En l’an 5724, Rabbi Israël décida de réaliser son projet le plus cher : s’installer en Terre Sainte. La plupart des juifs du Maroc avaient alors quitté la pauvre Gola, et étaient montés en Terre d’Israël. Ce grand capitaine, ce berger fidèle, ne fut pas le premier à partir. Il n’accepta de quitter  le Maroc que lorsque la majorité des juifs furent déjà installés en Israël pour chérir son sol.

La nouvelle de l’arrivée de Rabbénou en Terre Sainte, se répandit rapidement, et des centaines de gens vinrent l’accueillir au port et parmi eux, des grands Rabbins et des personnalités importantes.

Rabbénou apporta avec lui, du Maroc, tous les livres et manuscrits, en sa possession; il n’était prêt à renoncer à aucun d’entre eux. Pendant trois jours, ses proches travaillèrent à emballer ses livres, qui remplirent plus de trente grandes caisses, et furent transportés difficilement dans un camion jusqu’au port. Cette immense bibliothèque comportait toutes sortes de livres : commentaires simples et secrets, de livres anciens et nouveaux. Il y avait aussi des livres de grandes valeurs, et des manuscrits de grands Rabbins et de Rabbins de la famille. Les manuscrits de Rabbi Israël, à eux seuls, comportaient plus de mille pages de commentaires sur la Thora.

Rabbi Israël, un génie dans la Thora dévoilée et secrète, était d’une grande modestie. Malgré sa grande érudition, il ne se considérait jamais comme assez méritant de tous les honneurs qu’on lui faisait. Il parlait des grands Maîtres de la génération, avec une entière soumission, tel un nain devant des géants. Chaque fois qu’un Talmid-Hakham venait lui rendre visite, il se levait en son honneur, et avait l’habitude de s’excuser : «Pardonne-moi, si je t’ai pas reçu avec tout le respect que je te dois».

Un jour, son gendre le trouva assis par terre en train de se lamenter : «les gens pensent que j’ai quelque chose, ou une qualité spéciale, mais je me connais bien, je n’ai rien de tout cela. Je crains, que l’on me donne dans ce monde-ci tout mon salaire du monde futur, c’est pour cela que je me lamente».

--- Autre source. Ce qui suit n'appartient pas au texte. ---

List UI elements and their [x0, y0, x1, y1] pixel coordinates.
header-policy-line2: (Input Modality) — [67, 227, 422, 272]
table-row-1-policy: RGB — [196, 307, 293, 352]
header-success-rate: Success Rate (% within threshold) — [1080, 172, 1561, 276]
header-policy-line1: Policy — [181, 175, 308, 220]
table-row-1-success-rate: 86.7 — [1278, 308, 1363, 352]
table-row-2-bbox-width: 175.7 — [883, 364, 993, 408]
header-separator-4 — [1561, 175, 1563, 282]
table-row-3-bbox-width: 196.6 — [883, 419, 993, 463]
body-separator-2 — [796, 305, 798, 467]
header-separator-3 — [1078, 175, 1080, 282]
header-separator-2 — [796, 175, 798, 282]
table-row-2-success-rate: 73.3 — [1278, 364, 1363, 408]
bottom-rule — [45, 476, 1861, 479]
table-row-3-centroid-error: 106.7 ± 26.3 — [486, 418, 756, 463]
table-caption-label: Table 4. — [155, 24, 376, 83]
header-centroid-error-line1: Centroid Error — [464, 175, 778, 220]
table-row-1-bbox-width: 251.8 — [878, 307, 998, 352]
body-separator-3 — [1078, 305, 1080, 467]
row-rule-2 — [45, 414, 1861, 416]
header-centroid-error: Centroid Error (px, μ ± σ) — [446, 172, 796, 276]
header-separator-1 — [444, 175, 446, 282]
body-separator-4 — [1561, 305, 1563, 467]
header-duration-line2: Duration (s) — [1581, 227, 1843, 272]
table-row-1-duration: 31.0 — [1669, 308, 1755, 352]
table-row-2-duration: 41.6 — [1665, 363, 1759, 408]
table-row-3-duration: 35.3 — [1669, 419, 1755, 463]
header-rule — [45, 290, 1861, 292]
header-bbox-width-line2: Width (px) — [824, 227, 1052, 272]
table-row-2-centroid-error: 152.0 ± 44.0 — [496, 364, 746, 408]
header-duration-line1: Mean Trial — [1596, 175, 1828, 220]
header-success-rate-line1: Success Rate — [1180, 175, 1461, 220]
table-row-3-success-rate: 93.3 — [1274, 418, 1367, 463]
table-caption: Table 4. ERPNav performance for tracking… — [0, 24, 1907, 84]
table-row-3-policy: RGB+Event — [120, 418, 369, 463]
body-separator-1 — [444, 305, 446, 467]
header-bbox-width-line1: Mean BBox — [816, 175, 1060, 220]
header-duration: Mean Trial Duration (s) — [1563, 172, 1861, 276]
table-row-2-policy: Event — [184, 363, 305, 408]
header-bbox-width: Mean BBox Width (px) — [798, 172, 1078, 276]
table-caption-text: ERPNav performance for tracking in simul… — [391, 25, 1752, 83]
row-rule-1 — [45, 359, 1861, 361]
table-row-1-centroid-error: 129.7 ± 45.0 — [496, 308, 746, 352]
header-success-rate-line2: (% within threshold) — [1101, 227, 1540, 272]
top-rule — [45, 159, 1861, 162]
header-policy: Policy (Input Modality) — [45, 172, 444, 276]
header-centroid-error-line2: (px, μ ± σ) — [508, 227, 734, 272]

Toute la vie de Rabbénou fut imprégnée de cette terrible douleur et de cette souffrance profonde qui suivirent la destruction du Saint Temple, et sur l’exil de la Chékhina. Toujours, il ramenait, en tête de chapitre : «Et la Chékhina, que dit-elle, ils m’ont déshonorée…».

Au coeur de la nuit, lorsque toute la création était enveloppée d’un silence profond, Rabbénou, assis sur le plancher, se lamentait du plus profond de son être, sur l’exil de la Chékhina, sur le peuple juif bafoué et opprimé.

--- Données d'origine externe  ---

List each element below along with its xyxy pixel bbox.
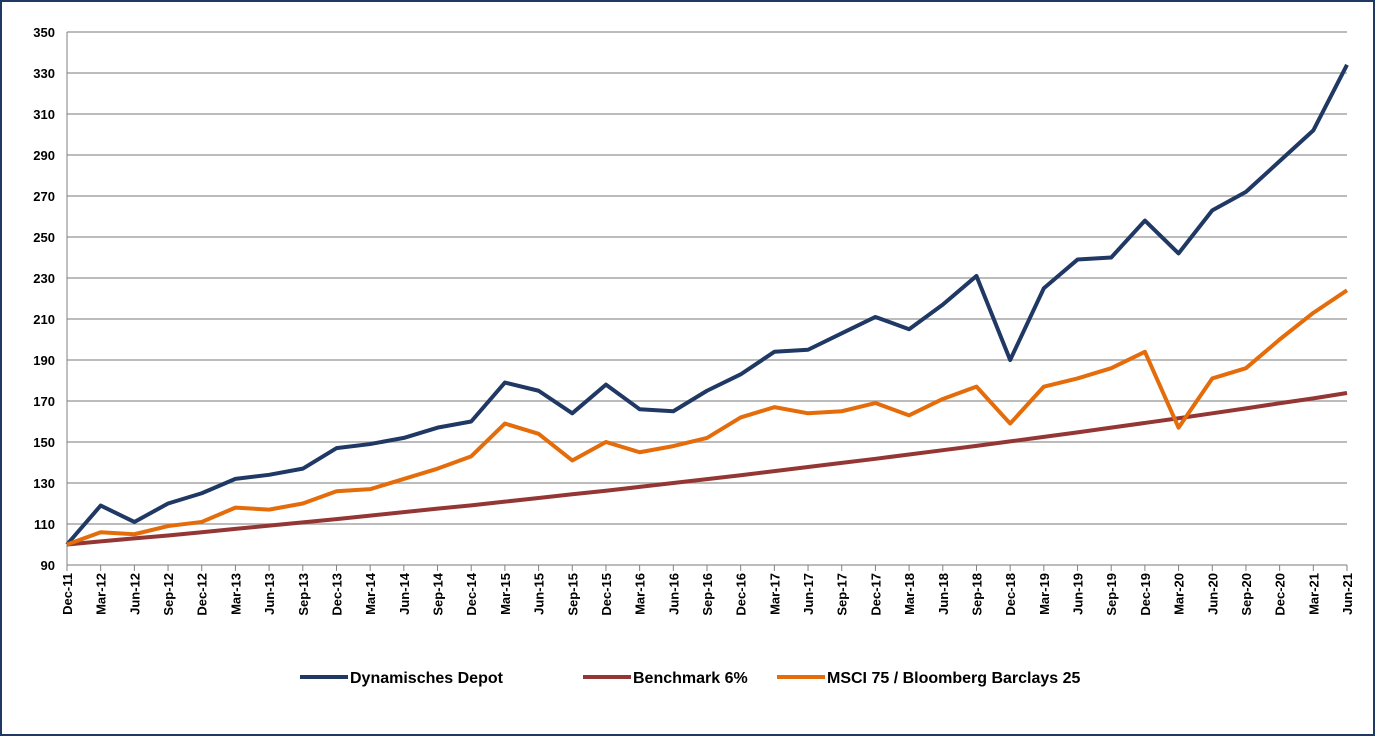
x-tick-label: Dec-20 [1273,573,1288,616]
x-tick-label: Sep-19 [1104,573,1119,616]
x-tick-label: Mar-16 [633,573,648,615]
x-tick-label: Dec-12 [195,573,210,616]
x-tick-label: Sep-12 [161,573,176,616]
y-tick-label: 230 [33,271,55,286]
x-tick-label: Mar-13 [228,573,243,615]
x-tick-label: Dec-11 [60,573,75,615]
series-line [65,63,1349,546]
y-tick-label: 190 [33,353,55,368]
y-tick-label: 150 [33,435,55,450]
x-tick-label: Sep-13 [296,573,311,616]
legend-label: Benchmark 6% [633,670,748,687]
x-tick-label: Mar-18 [902,573,917,615]
x-tick-label: Jun-17 [801,573,816,615]
series-line [66,391,1348,547]
x-tick-label: Mar-20 [1172,573,1187,615]
x-tick-label: Dec-15 [599,573,614,616]
y-tick-label: 330 [33,66,55,81]
x-tick-label: Jun-15 [532,573,547,615]
x-tick-label: Dec-16 [734,573,749,616]
x-tick-label: Dec-19 [1138,573,1153,616]
x-tick-label: Mar-21 [1306,573,1321,615]
x-tick-label: Jun-14 [397,572,412,615]
x-tick-label: Jun-20 [1205,573,1220,615]
x-tick-label: Mar-17 [767,573,782,615]
x-tick-label: Mar-14 [363,572,378,615]
x-tick-label: Dec-17 [868,573,883,616]
x-tick-label: Dec-13 [329,573,344,616]
x-tick-label: Mar-19 [1037,573,1052,615]
x-tick-label: Sep-18 [969,573,984,616]
x-tick-label: Dec-14 [464,572,479,615]
x-tick-label: Jun-19 [1071,573,1086,615]
y-tick-label: 170 [33,394,55,409]
x-tick-label: Mar-12 [94,573,109,615]
x-tick-label: Sep-15 [565,573,580,616]
x-tick-label: Jun-21 [1340,573,1355,615]
x-tick-label: Jun-16 [666,573,681,615]
x-tick-label: Jun-18 [936,573,951,615]
x-tick-label: Dec-18 [1003,573,1018,616]
y-tick-label: 210 [33,312,55,327]
y-tick-label: 250 [33,230,55,245]
legend-label: Dynamisches Depot [350,670,504,687]
x-tick-label: Sep-20 [1239,573,1254,616]
x-tick-label: Jun-13 [262,573,277,615]
x-tick-label: Mar-15 [498,573,513,615]
y-tick-label: 110 [34,517,55,532]
y-tick-label: 350 [33,25,55,40]
y-tick-label: 130 [33,476,55,491]
series-line [66,288,1349,547]
x-tick-label: Jun-12 [127,573,142,615]
x-tick-label: Sep-17 [835,573,850,616]
y-tick-label: 90 [41,558,55,573]
legend-label: MSCI 75 / Bloomberg Barclays 25 [827,670,1081,687]
x-tick-label: Sep-14 [431,572,446,615]
x-tick-label: Sep-16 [700,573,715,616]
y-tick-label: 270 [33,189,55,204]
y-tick-label: 310 [33,107,55,122]
y-tick-label: 290 [33,148,55,163]
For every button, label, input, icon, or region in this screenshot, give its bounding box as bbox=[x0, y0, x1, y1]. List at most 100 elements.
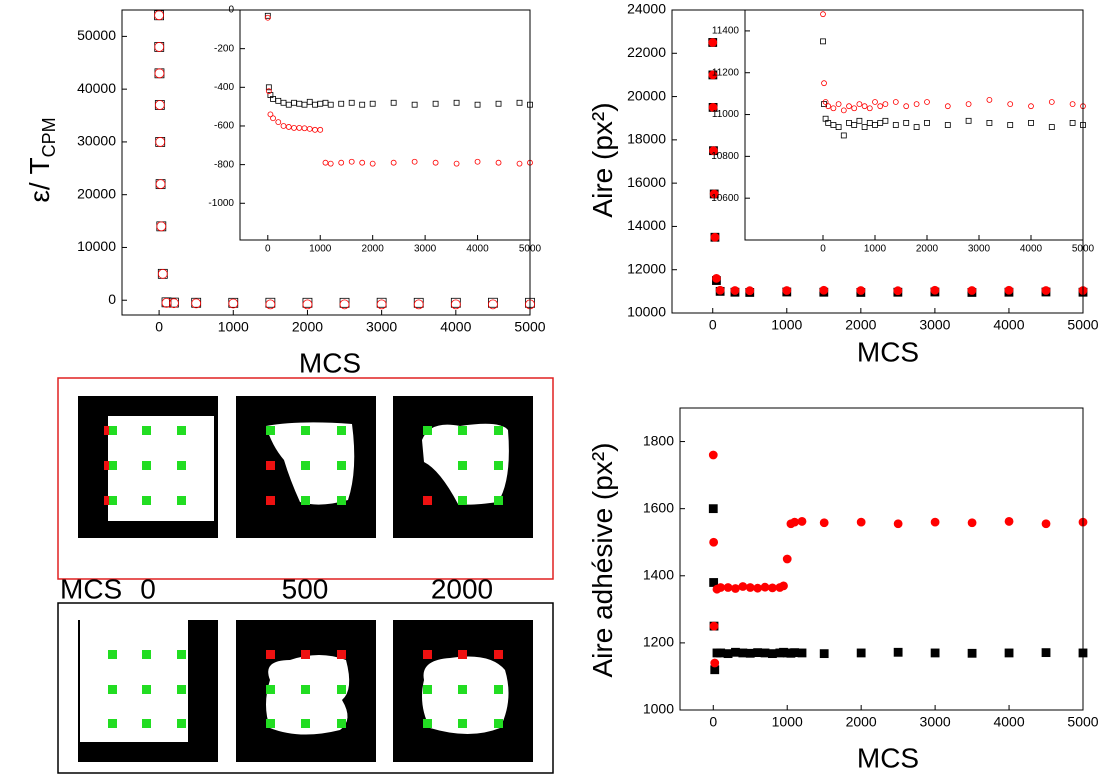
adhesion-sites bbox=[108, 650, 503, 728]
point bbox=[1004, 517, 1014, 526]
point bbox=[432, 159, 439, 166]
point bbox=[882, 101, 889, 107]
y-tick-label: 1200 bbox=[643, 634, 674, 650]
time-label: 500 bbox=[282, 573, 329, 604]
plot-frame bbox=[679, 407, 1084, 711]
point bbox=[820, 11, 826, 18]
point bbox=[369, 160, 376, 167]
point bbox=[892, 122, 899, 128]
point bbox=[474, 158, 481, 165]
x-tick-label: 5000 bbox=[514, 318, 545, 334]
x-tick-label: 2000 bbox=[845, 316, 876, 332]
x-axis-label: MCS bbox=[299, 347, 361, 378]
point bbox=[877, 103, 884, 110]
point bbox=[731, 647, 740, 657]
y-tick-label: -400 bbox=[214, 82, 234, 93]
point bbox=[338, 100, 345, 107]
point bbox=[359, 159, 366, 166]
point bbox=[1004, 648, 1014, 658]
y-tick-label: 40000 bbox=[77, 80, 116, 96]
point bbox=[797, 517, 807, 526]
point bbox=[893, 519, 903, 529]
y-tick-label: 16000 bbox=[627, 174, 666, 190]
point bbox=[819, 285, 829, 295]
inset-background bbox=[240, 10, 530, 240]
x-tick-label: 2000 bbox=[846, 713, 877, 729]
point bbox=[760, 648, 770, 658]
point bbox=[161, 297, 172, 308]
point bbox=[893, 286, 903, 296]
row-label: MCS bbox=[60, 573, 122, 604]
point bbox=[267, 111, 274, 118]
point bbox=[709, 537, 719, 547]
x-tick-label: 0 bbox=[709, 316, 717, 332]
point bbox=[338, 159, 345, 166]
point bbox=[1028, 103, 1034, 110]
free-sites bbox=[266, 650, 503, 659]
point bbox=[924, 120, 930, 126]
point bbox=[708, 102, 718, 112]
point bbox=[797, 648, 807, 658]
point bbox=[369, 100, 376, 107]
point bbox=[856, 286, 866, 295]
y-axis-label: Aire adhésive (px²) bbox=[587, 443, 618, 678]
point bbox=[967, 286, 977, 295]
point bbox=[285, 124, 292, 130]
point bbox=[760, 582, 770, 592]
point bbox=[376, 299, 387, 310]
point bbox=[708, 450, 718, 460]
y-tick-label: 20000 bbox=[627, 87, 666, 103]
point bbox=[967, 648, 977, 658]
point bbox=[745, 286, 755, 296]
point bbox=[790, 648, 800, 658]
x-tick-label: 1000 bbox=[771, 316, 802, 332]
y-tick-label: -800 bbox=[214, 159, 234, 170]
x-tick-label: 2000 bbox=[362, 244, 385, 255]
point bbox=[782, 286, 792, 295]
y-tick-label: 11000 bbox=[712, 109, 740, 120]
point bbox=[840, 107, 847, 114]
point bbox=[157, 268, 168, 279]
point bbox=[861, 124, 868, 130]
y-tick-label: 1600 bbox=[643, 499, 674, 515]
x-tick-label: 0 bbox=[155, 318, 163, 334]
point bbox=[715, 285, 725, 295]
point bbox=[710, 658, 720, 668]
point bbox=[708, 38, 718, 47]
point bbox=[302, 299, 313, 310]
y-tick-label: 10600 bbox=[711, 193, 739, 204]
point bbox=[825, 103, 832, 110]
point bbox=[944, 122, 951, 128]
point bbox=[872, 99, 878, 105]
point bbox=[154, 68, 165, 79]
point bbox=[709, 189, 719, 199]
point bbox=[892, 99, 899, 105]
y-tick-label: 0 bbox=[228, 5, 234, 16]
adhesion-sites bbox=[108, 426, 503, 505]
y-axis-label-text: ε/ T bbox=[24, 157, 55, 202]
point bbox=[790, 517, 800, 527]
point bbox=[270, 115, 276, 122]
point bbox=[154, 100, 165, 110]
point bbox=[856, 101, 863, 107]
point bbox=[745, 583, 755, 592]
x-tick-label: 2000 bbox=[292, 318, 323, 334]
x-tick-label: 2000 bbox=[916, 244, 939, 255]
x-tick-label: 4000 bbox=[993, 713, 1024, 729]
x-tick-label: 4000 bbox=[466, 244, 489, 255]
point bbox=[965, 117, 972, 124]
y-tick-label: -1000 bbox=[208, 198, 234, 209]
point bbox=[712, 273, 721, 283]
cell bbox=[80, 620, 188, 742]
y-tick-label: 10800 bbox=[711, 151, 739, 162]
point bbox=[753, 583, 763, 593]
cell bbox=[266, 655, 350, 735]
point bbox=[903, 120, 910, 126]
point bbox=[723, 583, 733, 592]
point bbox=[710, 232, 720, 242]
point bbox=[768, 649, 777, 659]
point bbox=[317, 126, 324, 133]
point bbox=[411, 158, 418, 165]
x-tick-label: 1000 bbox=[309, 244, 332, 255]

Le dimanche vingt Téveth 5744, Rabbénou tomba malade de sa dernière maladie. Il agonisa durant deux semaines. Toutes les maison d’Israël imploraient, Celui qui réside dans les cieux pour sa guérison complète. Mais les portes de Cieux restèrent fermées, et le dimanche quatre Chevat 5744, Rabbénou fut rappelé devant le Tribunal Céleste….

La terrible nouvelle de la disparition du Tsaddik se répandit très vite. Toutes les communautés d’Israël furent affligés et en deuil. Des milliers de juifs pleurèrent amèrement la perte de ce grand pilier, qui n’était plus…

A partir de jour, il ne sera plus possible d’accéder au Saint, a cet extraordinaire Tsaddik dont la majesté et la splendeur ont rayonné sur le monde entier.

Que son mérite nous protège. Amen.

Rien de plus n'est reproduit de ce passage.